Zurück im Abenteuerspielplatz Holzwurm tauschen sich die Teilnehmenden in Diskussionsgruppen zu den Themen Partizipation, Zusammenarbeit in der Verwaltung und Schularealen als Quartierräumen aus. Die wichtigsten Voten halten wir hier fest. Für die Partizipation (in der Schulraumgestaltung) ist (wie immer) eine frühzeitige Klärung des Möglichkeitsrahmens, Nutzendengruppen und deren Rolle im Prozess durch die Gemeindeverwaltung ab. Weiter muss festgelegt werden welche Nutzenden prioritär bzw. gleichberechtigt sind, um später Nutzungskonflikte zu verhindern. Bei der Zusammenarbeit in der Verwaltung spielt die Grösse derselbigen eine Rolle. Ein Partizipationskonzept (wie in den Städten Luzern, Wetzikon, Sursee) für die gesamte Verwaltung hilft, die Ziele, Zeitpunkt und Möglichkeiten zu setzen. Vorteil einer Verwaltungsübergreifenden Zusammenarbeit ist es, dass eine Multiperspektive eingebracht werden kann. Querschnittsaufgaben oder Querschnittsorte, wie Schulorte als Quartierorte mitzudenken ist schwierig, weil die einzeln Fachpersonen einen fragmentierten Aufgabenbereich haben. Damit vernetzt gedacht wird, braucht es (niederschwellige) Vernetzung zwischen den Fachpersonen. Schulareale sind an sich Freiräume, aber es scheint unsichtbare Zäune um die Areale zu geben, denn die Aneignung ausserhalb der Schulzeiten findet nicht oder kaum statt. Schulregeln, Überwachungskameras und die Art der Beleuchtung beeinflussen die Aneignung mit. Um den Wechsel vom Schul- zum Quartierareal zu schaffen, müssen auch genügend Ressourcen beim Hausdienst vorhanden sind. Ein mögliches Hemmnis für die Förderung von Aneignung ist die Angst vor Nutzungskonflikten, was proaktiv angegangen werden muss.

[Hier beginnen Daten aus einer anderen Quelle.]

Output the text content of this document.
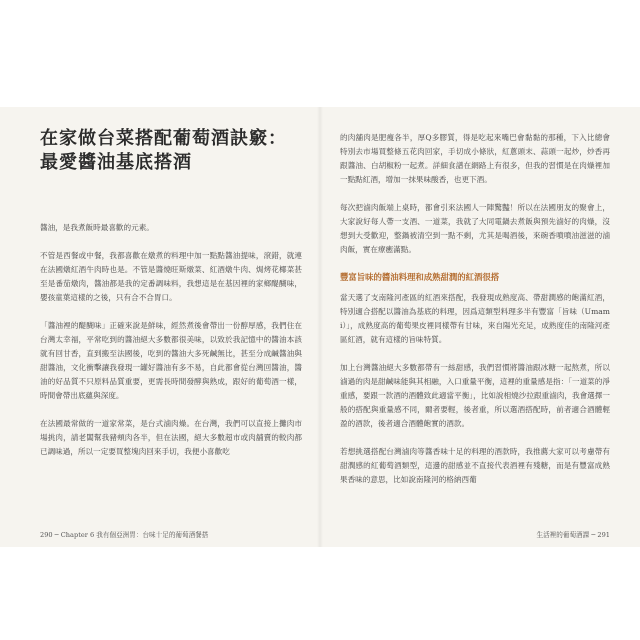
在家做台菜搭配葡萄酒訣竅：
最愛醬油基底搭酒

醬油，是我煮飯時最喜歡的元素。

不管是西餐或中餐，我都喜歡在燉煮的料理中加一點點醬油提味，滾錯，就連在法國燉紅酒牛肉時也是。不管是醬燒旺斯燉菜、紅酒燉牛肉、焗烤花椰菜甚至是番茄燉肉，醬油都是我的定番調味料，我想這是在基因裡的家鄉醍醐味，嬰孩童葉這樣的之後，只有合不合胃口。

「醬油裡的醍醐味」正確來說是鮮味，經然煮後會帶出一份醇厚感，我們住在台灣太幸福，平常吃到的醬油絕大多數都很美味，以致於我記憶中的醬油本該就有回甘香，直到搬至法國後，吃到的醬油大多死鹹無比，甚至分成鹹醬油與甜醬油，文化衝擊讓我發現一罐好醬油有多不易，自此都會從台灣回醬油，醬油的好品質不只原料品質重要，更需長時間發酵與熟成，跟好的葡萄酒一樣，時間會帶出底蘊與深度。

在法國最常做的一道家常菜，是台式滷肉燥。在台灣，我們可以直接上攤肉市場挑肉，請老闆幫我豬頰肉各半，但在法國，絕大多數超市或肉舖賣的較肉都已調味過，所以一定要買整塊肉回來手切，我便小喜歡吃

290 ─ Chapter 6 我有個亞洲胃：台味十足的葡萄酒餐搭

的肉舖肉是肥瘦各半，厚Q多膠質，得是吃起來嘴巴會黏黏的那種，下入比總會特別去市場買整條五花肉回家，手切成小條狀，紅蔥頭末、蒜頭一起炒，炒香再跟醬油、白胡椒粉一起煮。詳細食譜在網路上有很多，但我的習慣是在肉燥裡加一點點紅酒，增加一抹果味酸香，也更下酒。

每次把滷肉飯端上桌時，都會引來法國人一陣驚豔！所以在法國朋友的聚會上，大家說好每人帶一支酒、一道菜，我就了大同電鍋去煮飯與預先滷好的肉燥，沒想到大受歡迎，整鍋被清空到一點不剩，尤其是喝酒後，來碗香噴噴油滋滋的滷肉飯，實在療癒滿點。

豐富旨味的醬油料理和成熟甜潤的紅酒很搭

當天選了支南隆河產區的紅酒來搭配，我發現成熟度高、帶甜潤感的飽滿紅酒，特別適合搭配以醬油為基底的料理，因爲這類型料理多半有豐富「旨味（Umami）」，成熟度高的葡萄果皮裡同樣帶有甘味，來自陽光充足，成熟度佳的南隆河產區紅酒，就有這樣的旨味特質。

加上台灣醬油絕大多數都帶有一絲甜感，我們習慣將醬油跟冰糖一起熬煮，所以滷過的肉是甜鹹味能與其相融，入口重量平衡，這裡的重量感是指：「一道菜的淨重感，要跟一款酒的酒體致此適當平衡」，比如說相燒沙拉跟重滷肉，我會選擇一般的搭配與重量感不同，爾者要輕，後者重，所以選酒搭配時，前者適合酒體輕盈的酒款，後者適合酒體飽實的酒款。

若想挑選搭配台灣滷肉等醬香味十足的料理的酒款時，我推薦大家可以考慮帶有甜潤感的紅葡萄酒類型，這邊的甜感並不直接代表酒裡有殘糖，而是有豐富成熟果香味的意思，比如說南隆河的格納西葡

生活裡的葡萄酒課 ─ 291
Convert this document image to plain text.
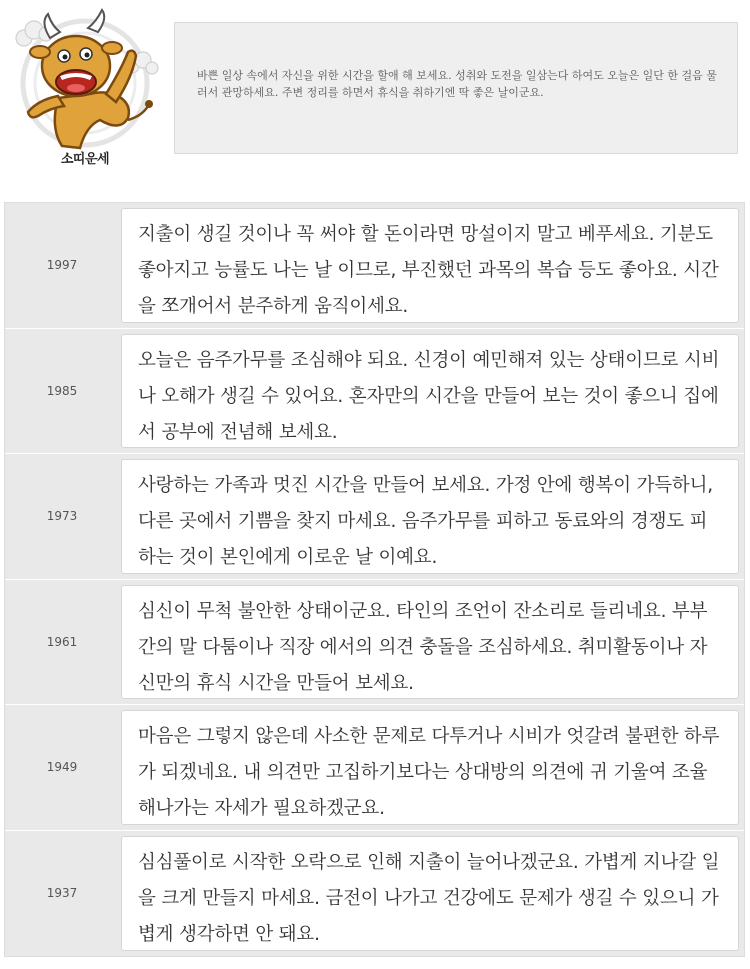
소띠운세
바쁜 일상 속에서 자신을 위한 시간을 할애 해 보세요. 성취와 도전을 일삼는다 하여도 오늘은 일단 한 걸음 물러서 관망하세요. 주변 정리를 하면서 휴식을 취하기엔 딱 좋은 날이군요.
1997
지출이 생길 것이나 꼭 써야 할 돈이라면 망설이지 말고 베푸세요. 기분도 좋아지고 능률도 나는 날 이므로, 부진했던 과목의 복습 등도 좋아요. 시간을 쪼개어서 분주하게 움직이세요.
1985
오늘은 음주가무를 조심해야 되요. 신경이 예민해져 있는 상태이므로 시비나 오해가 생길 수 있어요. 혼자만의 시간을 만들어 보는 것이 좋으니 집에서 공부에 전념해 보세요.
1973
사랑하는 가족과 멋진 시간을 만들어 보세요. 가정 안에 행복이 가득하니, 다른 곳에서 기쁨을 찾지 마세요. 음주가무를 피하고 동료와의 경쟁도 피하는 것이 본인에게 이로운 날 이예요.
1961
심신이 무척 불안한 상태이군요. 타인의 조언이 잔소리로 들리네요. 부부 간의 말 다툼이나 직장 에서의 의견 충돌을 조심하세요. 취미활동이나 자신만의 휴식 시간을 만들어 보세요.
1949
마음은 그렇지 않은데 사소한 문제로 다투거나 시비가 엇갈려 불편한 하루가 되겠네요. 내 의견만 고집하기보다는 상대방의 의견에 귀 기울여 조율해나가는 자세가 필요하겠군요.
1937
심심풀이로 시작한 오락으로 인해 지출이 늘어나겠군요. 가볍게 지나갈 일을 크게 만들지 마세요. 금전이 나가고 건강에도 문제가 생길 수 있으니 가볍게 생각하면 안 돼요.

Während eine Aneignung von Schularealen durch das Quartier – zumindest ausserhalb der Schulzeiten –gewisse Herausforderungen stellt, bietet sich diese trotzdem an: umso mehr, um auch in sich verdichtenden Quartieren genügend Freiraum für das Quartier zu schaffen und bestehende Ressourcen kreativ zu nutzen. Dies bedingt zwar auch einen Kulturwechsel auf Seiten der Verwaltung und eine verwaltungsinterne Zusammenarbeit. Gerade Austausche wie der abteilungsübergreifende Lunch in Uster zur Thematik Kinder und Jugendliche bieten hierzu eine gute Möglichkeit. Weiter gilt es Chancen, wie ein Schulhofumbau, mitzunutzen und das Quartier miteinzubeziehen. Zuletzt könnte auch an die Bevölkerung gerichtete Kommunikation zu der Politik eines offenen Schulareals Praktiken beitragen.